Matty Knight is injured again, only this time he’s likely done for the year. At best, he needs many weeks to recuperate his whole body. Sombre news indeed, for the Wildcat faithful.
On the surface, the Tasmanian is averaging 11.7PPG and 6.9RPG, in this 2016/17 back-to-back campaign. Both marks are around his career averages.
They’re not earth shattering numbers by any means, but are definitive proof of his critical importance to the Perth Wildcats.
Delve a bit further into the ‘things’ unquantifiable, like, replacing his leadership, on-court presence, big game experience, ruthless determination and still undeniable toughness, and it’s reasonable to assume all Wildcat hope just left the building, along with his suddenly frail body.
At first glance, most would think the Wildcats have one hell of a monumental task replacing the hairy beasts all-encompassing output.
Yet, that’s not quite true.
What do the stats tell us?
When it comes to somehow replicating the on and off court intangibles (mentioned above), yes, Perth will find it tough going.
If you examine both his and Perth’s advanced numbers however, a surprising picture begins to take shape.
When it comes to the teams on-court production, the Wildcats could be better off without Knight.
Much better in fact.
Now, go and read the last two sentences again. You most likely think that’s a crazy notion but here’s why they could and should be much better.
It’s quite simple.
Coach Trevor Gleeson has to divvy up Matt’s 26.6MPG somehow. Logically (hopefully), he has to play Jameel McKay more than the measly 22.8MPG he currently averages.
This is a good thing.
Actually, it could be a great thing!
When he does play, Knight is very effective. According to RealGM.com, his 115.4 offensive rating (ORTG), 108.1 defensive rating (DRTG) and +7.3 net rating, all place in the top 25 for the league. He has been a helluva player whilst donning the red for 9 games this season.
If you compare his stats to Jameel McKay’s, you’ll understand why all of Perth should be bullish about the rest of the season.
Jameel’s 125.3 ORTG is top 5, 103.8 DRTG is top 6 and he has a +21.4 net rating, which places 4th overall amongst ALL players. He leads the league in offensive rebounding percentage, blocks per game and blocks percentage. He is top 10 in a number of categories.

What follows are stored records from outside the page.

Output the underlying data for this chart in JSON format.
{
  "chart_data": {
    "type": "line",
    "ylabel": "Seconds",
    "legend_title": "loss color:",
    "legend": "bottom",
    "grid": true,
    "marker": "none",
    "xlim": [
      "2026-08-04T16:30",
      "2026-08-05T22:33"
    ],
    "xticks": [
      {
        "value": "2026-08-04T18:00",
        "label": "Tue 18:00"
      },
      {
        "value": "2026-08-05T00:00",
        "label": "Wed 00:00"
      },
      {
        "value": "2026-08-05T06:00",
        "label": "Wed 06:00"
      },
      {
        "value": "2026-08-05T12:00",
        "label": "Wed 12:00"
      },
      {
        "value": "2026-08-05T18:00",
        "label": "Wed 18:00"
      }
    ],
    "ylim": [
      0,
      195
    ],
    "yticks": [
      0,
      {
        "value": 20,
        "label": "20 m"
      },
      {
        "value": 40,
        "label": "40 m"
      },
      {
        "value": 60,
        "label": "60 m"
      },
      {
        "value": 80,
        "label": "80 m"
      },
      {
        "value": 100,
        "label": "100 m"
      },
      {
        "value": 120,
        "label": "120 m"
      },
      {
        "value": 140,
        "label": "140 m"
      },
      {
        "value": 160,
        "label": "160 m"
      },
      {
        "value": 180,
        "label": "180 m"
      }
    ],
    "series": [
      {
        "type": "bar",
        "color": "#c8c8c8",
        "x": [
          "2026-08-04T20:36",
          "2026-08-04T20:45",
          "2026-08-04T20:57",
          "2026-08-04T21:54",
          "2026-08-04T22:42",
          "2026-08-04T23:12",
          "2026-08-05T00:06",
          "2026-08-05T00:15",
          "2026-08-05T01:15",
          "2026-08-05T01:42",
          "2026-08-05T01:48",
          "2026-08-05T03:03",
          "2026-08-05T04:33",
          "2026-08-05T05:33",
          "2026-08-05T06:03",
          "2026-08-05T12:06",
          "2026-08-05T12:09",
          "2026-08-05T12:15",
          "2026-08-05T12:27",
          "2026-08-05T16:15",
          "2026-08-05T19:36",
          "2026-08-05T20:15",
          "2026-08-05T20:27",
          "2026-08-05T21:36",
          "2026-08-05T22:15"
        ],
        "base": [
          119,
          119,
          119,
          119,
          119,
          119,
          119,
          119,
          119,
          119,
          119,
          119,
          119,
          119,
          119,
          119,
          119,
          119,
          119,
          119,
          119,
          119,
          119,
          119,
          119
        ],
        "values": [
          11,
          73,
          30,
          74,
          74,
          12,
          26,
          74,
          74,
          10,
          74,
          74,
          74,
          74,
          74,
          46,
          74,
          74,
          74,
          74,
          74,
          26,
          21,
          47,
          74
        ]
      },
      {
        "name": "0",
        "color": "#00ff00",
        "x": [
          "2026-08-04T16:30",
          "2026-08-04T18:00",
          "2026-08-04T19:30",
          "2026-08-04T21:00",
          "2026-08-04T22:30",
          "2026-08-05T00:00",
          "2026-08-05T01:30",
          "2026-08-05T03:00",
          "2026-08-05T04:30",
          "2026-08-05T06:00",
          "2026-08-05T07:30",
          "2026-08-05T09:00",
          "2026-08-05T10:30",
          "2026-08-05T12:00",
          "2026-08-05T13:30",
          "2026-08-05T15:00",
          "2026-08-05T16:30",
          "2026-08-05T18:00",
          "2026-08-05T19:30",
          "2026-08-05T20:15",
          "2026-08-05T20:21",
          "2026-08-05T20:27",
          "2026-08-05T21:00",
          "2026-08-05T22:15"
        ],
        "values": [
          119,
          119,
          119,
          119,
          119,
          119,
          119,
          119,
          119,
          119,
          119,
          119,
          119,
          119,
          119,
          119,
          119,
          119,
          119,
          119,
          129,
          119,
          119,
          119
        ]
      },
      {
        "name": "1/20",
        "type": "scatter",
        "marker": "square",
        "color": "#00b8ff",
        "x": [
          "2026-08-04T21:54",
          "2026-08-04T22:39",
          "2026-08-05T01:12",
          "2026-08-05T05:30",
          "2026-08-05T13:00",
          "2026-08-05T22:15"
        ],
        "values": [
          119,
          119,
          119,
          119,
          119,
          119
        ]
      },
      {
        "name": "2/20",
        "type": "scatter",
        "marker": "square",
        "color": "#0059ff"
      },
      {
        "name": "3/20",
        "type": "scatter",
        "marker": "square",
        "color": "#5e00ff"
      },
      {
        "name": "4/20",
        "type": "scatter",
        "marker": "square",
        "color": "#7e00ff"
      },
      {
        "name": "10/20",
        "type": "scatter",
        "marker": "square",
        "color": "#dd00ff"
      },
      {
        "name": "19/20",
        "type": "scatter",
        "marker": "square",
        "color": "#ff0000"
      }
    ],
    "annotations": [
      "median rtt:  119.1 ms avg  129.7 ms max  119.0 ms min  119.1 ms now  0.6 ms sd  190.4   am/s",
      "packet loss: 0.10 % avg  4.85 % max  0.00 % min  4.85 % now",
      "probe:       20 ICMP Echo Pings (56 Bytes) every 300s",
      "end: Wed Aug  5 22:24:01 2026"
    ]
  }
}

As a club overall, Perth has been outscored and is utterly average: a 107.2 ORTG and 107.8 DRTG, indicative of a 6-6 record to date.
Simply put, Perth is quite clearly a much better team, offensively and defensively, with Jameel on the court. The difference is knight and mckay, ahhh, night and day.
If Perth wants to keep winning, McKay has to spend more time on the court than on the pine, spectating. Has to!
Coach Gleeson, has been presented with another opportunity to right an egregious, season-long, mistake.
As he seemingly hasn’t been taking notice, the basketball gods have practically hit him over the head this time.
Run through the stats and it’s obvious.
Play Jameel at least 30 minutes a game and he would be in the MVP discussion alongside teammate Casey Prather, 36er Jerome Randle and Sydney’s dynamic duo Kevin Lisch and Brad Newley.
Play Jameel at least 30 minutes a game and Perth’s offense and defense would both improve markedly.
For Gleeson, the answer has been right under his nose the whole time: utilise and unleash one of the best players in the league more.
The latest injury to club legend Matty Knight is utterly terrible, and yet, may be the catalyst to getting Perth’s season back on track.
Indeed, it’s not all doom and gloom for the Wildcats. It could be a blessing in disguise.